The Joy of Uncertainty
I don’t know when I will die. Though I may seem curmudgeonly to you, I have actually loved the beauty of my life. I have lived peacefully, observing the change of light and mood upon the water. I have learned to love, most of all, uncertainty and the small surprises of the day. There are, perhaps, one or two things that I can count on. But not everything. And sometimes not even the one or two things. Oh, yes, I complain about this and that. But I greet each day with an eagerness to see what will happen. I love the simplicity of my surroundings and the comforts I’ve been given. For me and because of her, uncertainty never equals terror or apprehension. Her character is reflected all around me and though she is sometimes thoughtless, it is clear that she is good and what I have been given is beyond reproach. Everything is precious; vanity is healed. I am not bound by anything.

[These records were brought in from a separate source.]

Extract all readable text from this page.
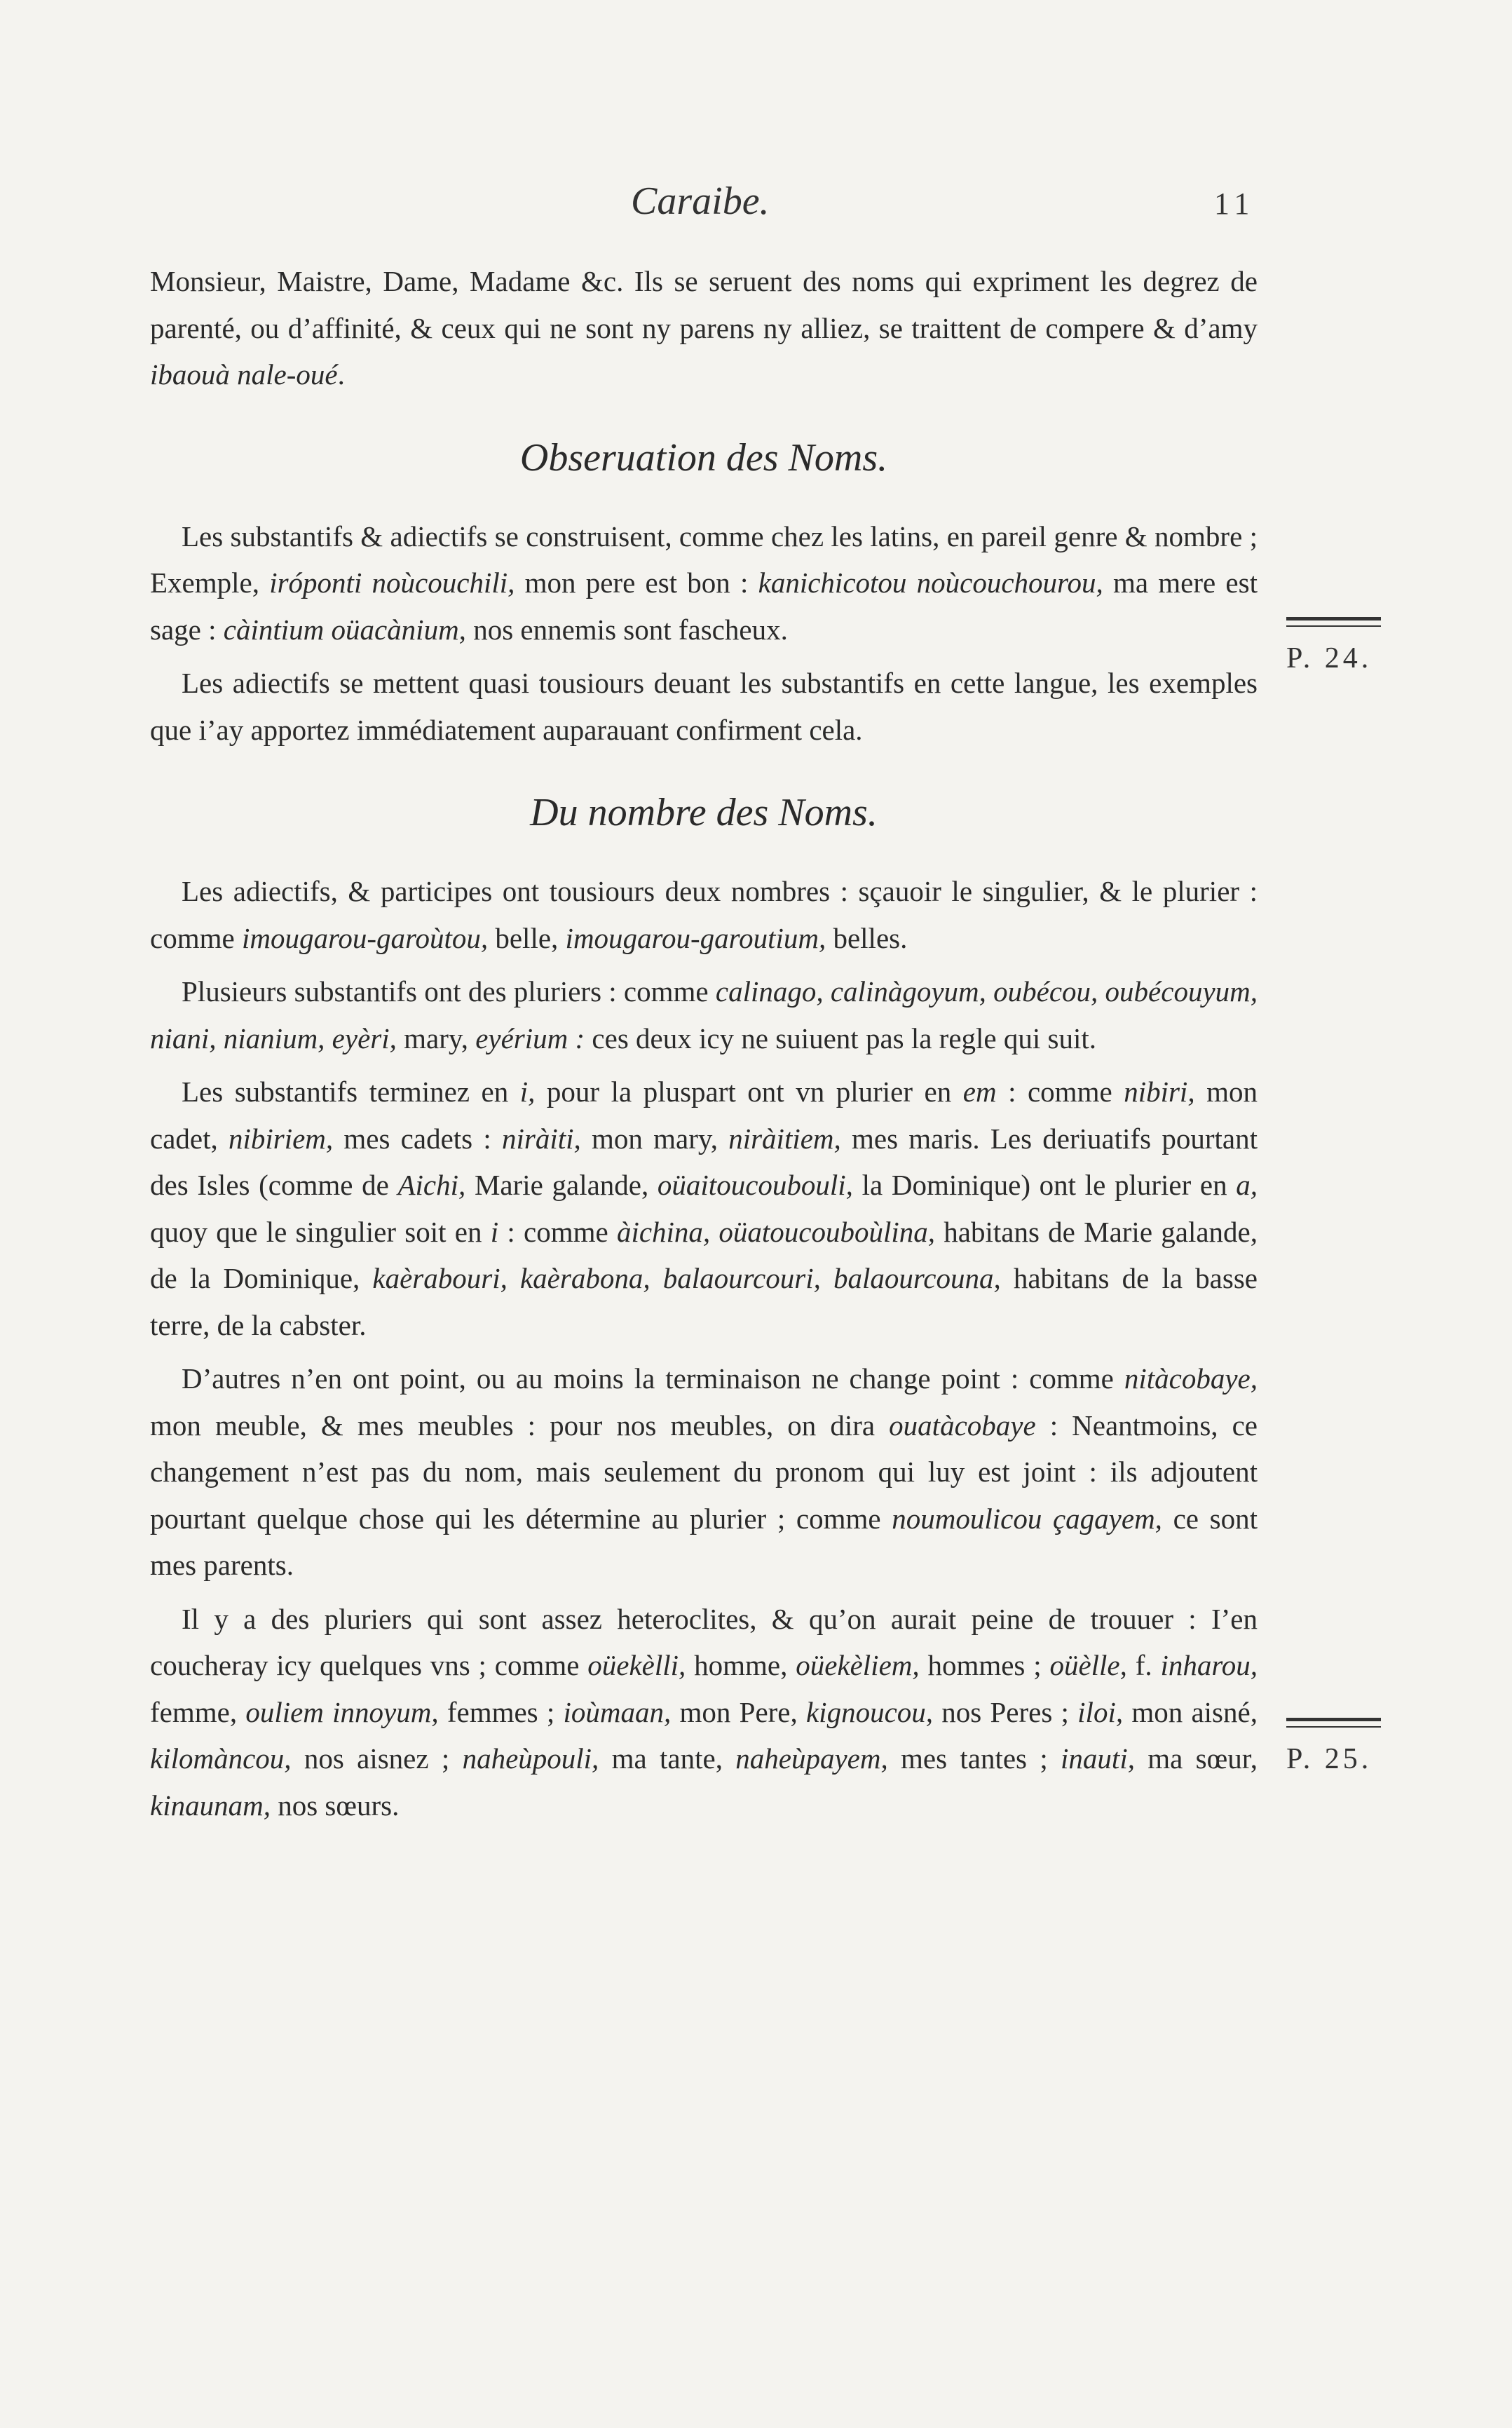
Caraibe.	11

Monsieur, Maistre, Dame, Madame &c. Ils se seruent des noms qui expriment les degrez de parenté, ou d’affinité, & ceux qui ne sont ny parens ny alliez, se traittent de compere & d’amy ibaouà nale-oué.

Obseruation des Noms.

Les substantifs & adiectifs se construisent, comme chez les latins, en pareil genre & nombre ; Exemple, iróponti noùcouchili, mon pere est bon : kanichicotou noùcouchourou, ma mere est sage : càintium oüacànium, nos ennemis sont fascheux.

Les adiectifs se mettent quasi tousiours deuant les substantifs en cette langue, les exemples que i’ay apportez immédiatement auparauant confirment cela.

Du nombre des Noms.

Les adiectifs, & participes ont tousiours deux nombres : sçauoir le singulier, & le plurier : comme imougarou-garoùtou, belle, imougarou-garoutium, belles.

Plusieurs substantifs ont des pluriers : comme calinago, calinàgoyum, oubécou, oubécouyum, niani, nianium, eyèri, mary, eyérium : ces deux icy ne suiuent pas la regle qui suit.

Les substantifs terminez en i, pour la pluspart ont vn plurier en em : comme nibiri, mon cadet, nibiriem, mes cadets : niràiti, mon mary, niràitiem, mes maris. Les deriuatifs pourtant des Isles (comme de Aichi, Marie galande, oüaitoucoubouli, la Dominique) ont le plurier en a, quoy que le singulier soit en i : comme àichina, oüatoucouboùlina, habitans de Marie galande, de la Dominique, kaèrabouri, kaèrabona, balaourcouri, balaourcouna, habitans de la basse terre, de la cabster.

D’autres n’en ont point, ou au moins la terminaison ne change point : comme nitàcobaye, mon meuble, & mes meubles : pour nos meubles, on dira ouatàcobaye : Neantmoins, ce changement n’est pas du nom, mais seulement du pronom qui luy est joint : ils adjoutent pourtant quelque chose qui les détermine au plurier ; comme noumoulicou çagayem, ce sont mes parents.

Il y a des pluriers qui sont assez heteroclites, & qu’on aurait peine de trouuer : I’en coucheray icy quelques vns ; comme oüekèlli, homme, oüekèliem, hommes ; oüèlle, f. inharou, femme, ouliem innoyum, femmes ; ioùmaan, mon Pere, kignoucou, nos Peres ; iloi, mon aisné, kilomàncou, nos aisnez ; naheùpouli, ma tante, naheùpayem, mes tantes ; inauti, ma sœur, kinaunam, nos sœurs.

P. 24.
P. 25.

Many thanks to my readers and all those who have petted and cherished me during my long life here on Oyster Bay. I am particularly indebted to the following writers and books which have influenced me. I have occasionally quoted some of these.
The Island of the Day Before by Umberto Eco, The Riddle of the Sands Erskine Childers, Unbroken: A World War II Story of Survival, Resilience, and Redemption by Laura Hillenbrand, House of the Seven Gables and Blithedale Romance by Nathaniel Hawthorne, Lady Audley’s Secret by M. E. Braddon, Cousin Betty by Honore de Balzac, Complete Works of Henry James and The Turn of the Screw by Henry James, Elle by Douglas Glover, and many others whose words have informed my way of seeing the world. You will surely be delighted by occasional allusions to other literary works.
Much credit goes to my faithful scribe, LLyn De Danaan.
Frank died in the spring of 2013. This book is dedicated to him and to two of his most beloved friends who are also gone, Elspeth Pope and Cyndie Phelps. They are all sorely missed. I imagine them together, purring. There is a little evergreen shrub (a Hebe (named for the goddess of youth!) planted over Frank’s grave and already blooming.